If you're running 20 instances of a service and Stripe starts returning 500s, each instance discovers that independently. Instance 1 trips its breaker after 5 failures. Instance 14 just got recycled and hasn't seen any yet. Instance 7 is in half-open, probing a service you already know is dead. For some window of time, part of your fleet is protecting itself and part of it is still hammering a dead dependency and timing out, and all you can do is watch.
Libraries can't fix this. Opossum, Resilience4j, Polly are great at the pattern, but they make per-instance decisions with per-instance state. Your circuit breakers don't talk to each other.

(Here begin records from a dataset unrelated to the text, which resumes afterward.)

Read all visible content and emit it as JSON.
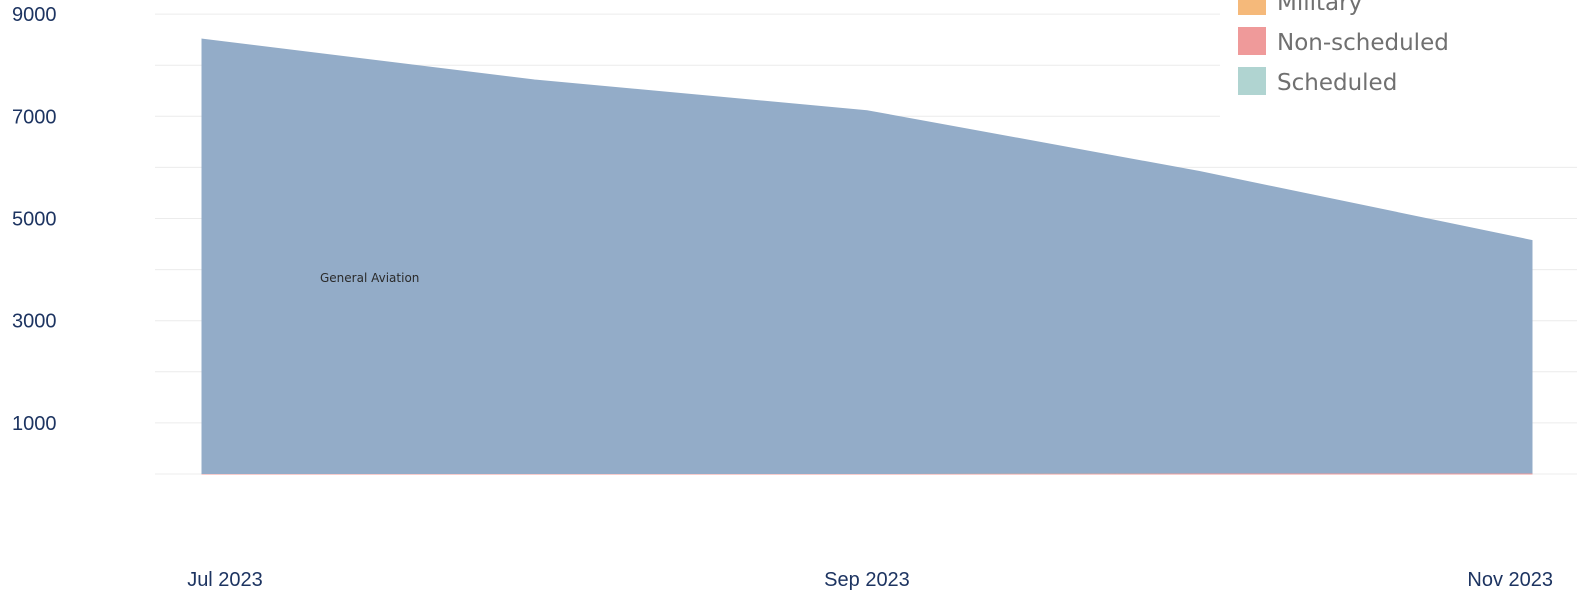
{
  "chart_data": {
    "type": "area",
    "stacked": true,
    "x": [
      "2023-07",
      "2023-08",
      "2023-09",
      "2023-10",
      "2023-11"
    ],
    "x_tick_labels": [
      "Jul 2023",
      "Sep 2023",
      "Nov 2023"
    ],
    "y_tick_labels": [
      "1000",
      "3000",
      "5000",
      "7000",
      "9000"
    ],
    "ylim": [
      0,
      9000
    ],
    "grid": true,
    "legend_position": "top-right",
    "series": [
      {
        "name": "Scheduled",
        "color": "#b0d4d1",
        "values": [
          0,
          0,
          0,
          0,
          0
        ]
      },
      {
        "name": "Non-scheduled",
        "color": "#ef9a9a",
        "values": [
          10,
          10,
          10,
          20,
          20
        ]
      },
      {
        "name": "Military",
        "color": "#f5b97a",
        "values": [
          0,
          0,
          0,
          0,
          0
        ]
      },
      {
        "name": "General Aviation",
        "color": "#93acc8",
        "values": [
          8500,
          7700,
          7100,
          5900,
          4550
        ]
      }
    ],
    "area_label": "General Aviation",
    "title": "",
    "xlabel": "",
    "ylabel": ""
  }
}
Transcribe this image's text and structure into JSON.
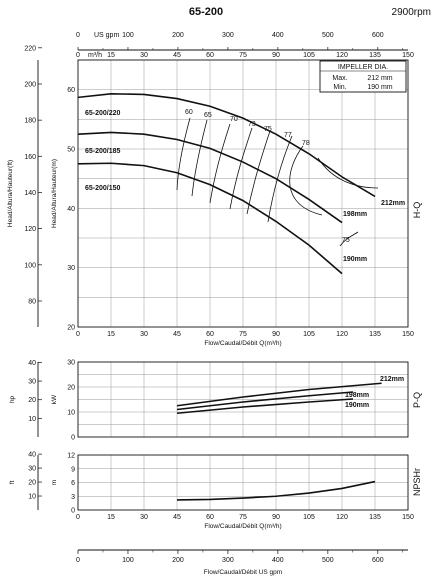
{
  "header": {
    "model": "65-200",
    "speed": "2900rpm"
  },
  "impeller_legend": {
    "title": "IMPELLER DIA.",
    "max_label": "Max.",
    "max_value": "212 mm",
    "min_label": "Min.",
    "min_value": "190 mm"
  },
  "chart_data": [
    {
      "id": "hq",
      "type": "line",
      "side_label": "H-Q",
      "xlabel": "Flow/Caudal/Débit Q(m³/h)",
      "top_axis_label": "US gpm",
      "top_axis_label2": "m³/h",
      "ylabel_m": "Head/Altura/Hauteur(m)",
      "ylabel_ft": "Head/Altura/Hauteur(ft)",
      "xlim": [
        0,
        150
      ],
      "ylim": [
        20,
        65
      ],
      "x_ticks": [
        "0",
        "15",
        "30",
        "45",
        "60",
        "75",
        "90",
        "105",
        "120",
        "135",
        "150"
      ],
      "gpm_ticks": [
        "0",
        "100",
        "200",
        "300",
        "400",
        "500",
        "600"
      ],
      "m_ticks": [
        "20",
        "30",
        "40",
        "50",
        "60"
      ],
      "ft_ticks": [
        "80",
        "100",
        "120",
        "140",
        "160",
        "180",
        "200",
        "220"
      ],
      "model_labels": [
        "65-200/220",
        "65-200/185",
        "65-200/150"
      ],
      "series": [
        {
          "name": "212mm",
          "x": [
            0,
            15,
            30,
            45,
            60,
            75,
            90,
            105,
            120,
            135
          ],
          "y": [
            58.7,
            59.3,
            59.2,
            58.5,
            57.2,
            55.2,
            52.5,
            49.2,
            45.3,
            42.0
          ]
        },
        {
          "name": "198mm",
          "x": [
            0,
            15,
            30,
            45,
            60,
            75,
            90,
            105,
            120
          ],
          "y": [
            52.5,
            52.8,
            52.5,
            51.6,
            50.1,
            47.8,
            45.0,
            41.5,
            37.6
          ]
        },
        {
          "name": "190mm",
          "x": [
            0,
            15,
            30,
            45,
            60,
            75,
            90,
            105,
            120
          ],
          "y": [
            47.5,
            47.6,
            47.2,
            46.0,
            44.0,
            41.3,
            37.8,
            33.8,
            29.0
          ]
        }
      ],
      "efficiency_labels": [
        "60",
        "65",
        "70",
        "73",
        "75",
        "77",
        "78",
        "75"
      ]
    },
    {
      "id": "power",
      "type": "line",
      "side_label": "P-Q",
      "ylabel_kw": "kW",
      "ylabel_hp": "hp",
      "xlim": [
        0,
        150
      ],
      "ylim": [
        0,
        30
      ],
      "x_ticks": [
        "0",
        "15",
        "30",
        "45",
        "60",
        "75",
        "90",
        "105",
        "120",
        "135",
        "150"
      ],
      "kw_ticks": [
        "0",
        "10",
        "20",
        "30"
      ],
      "hp_ticks": [
        "10",
        "20",
        "30",
        "40"
      ],
      "series": [
        {
          "name": "212mm",
          "x": [
            45,
            75,
            105,
            138
          ],
          "y": [
            12.5,
            16.0,
            19.0,
            21.5
          ]
        },
        {
          "name": "198mm",
          "x": [
            45,
            75,
            105,
            125
          ],
          "y": [
            11.0,
            14.0,
            16.5,
            18.0
          ]
        },
        {
          "name": "190mm",
          "x": [
            45,
            75,
            105,
            125
          ],
          "y": [
            9.5,
            12.0,
            14.0,
            15.2
          ]
        }
      ]
    },
    {
      "id": "npsh",
      "type": "line",
      "side_label": "NPSHr",
      "xlabel": "Flow/Caudal/Débit Q(m³/h)",
      "ylabel_m": "m",
      "ylabel_ft": "ft",
      "xlim": [
        0,
        150
      ],
      "ylim": [
        0,
        12
      ],
      "x_ticks": [
        "0",
        "15",
        "30",
        "45",
        "60",
        "75",
        "90",
        "105",
        "120",
        "135",
        "150"
      ],
      "m_ticks": [
        "0",
        "3",
        "6",
        "9",
        "12"
      ],
      "ft_ticks": [
        "10",
        "20",
        "30",
        "40"
      ],
      "series": [
        {
          "name": "NPSHr",
          "x": [
            45,
            60,
            75,
            90,
            105,
            120,
            135
          ],
          "y": [
            2.2,
            2.3,
            2.6,
            3.0,
            3.7,
            4.7,
            6.2
          ]
        }
      ]
    },
    {
      "id": "gpm_axis",
      "type": "axis",
      "xlabel": "Flow/Caudal/Débit  US gpm",
      "gpm_ticks": [
        "0",
        "100",
        "200",
        "300",
        "400",
        "500",
        "600"
      ]
    }
  ]
}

Openfuse is a centralized control plane. It aggregates failure metrics from every instance in your fleet and makes the trip decision based on the full picture. When the breaker opens, every instance knows at the same time.
It's a few lines of code:
const result = await openfuse.breaker('stripe').protect(
() => chargeCustomer(payload)
);
The SDK is open source, anyone can see exactly what runs inside their services.The other thing I couldn't let go of: when you get paged at 3am, you shouldn't have to find logs across 15 services to figure out what's broken. Openfuse gives you one dashboard showing every breaker state across your fleet: what's healthy, what's degraded, what tripped and when. And, you shouldn't need a deploy to act. You can open a breaker from the dashboard and every instance stops calling that dependency immediately. Planned maintenance window at 3am? Open beforehand. Fix confirmed? Close it instantly. Thresholds need adjusting? Change them in the dashboard, takes effect across your fleet in seconds. No PRs, no CI, no config files.
It has a decent free tier for trying it out, then $99/mo for most teams, $399/mo with higher throughput and some enterprise features. Solo founder, early stage, being upfront.
Would love to hear from people who've fought cascading failures in production. What am I missing?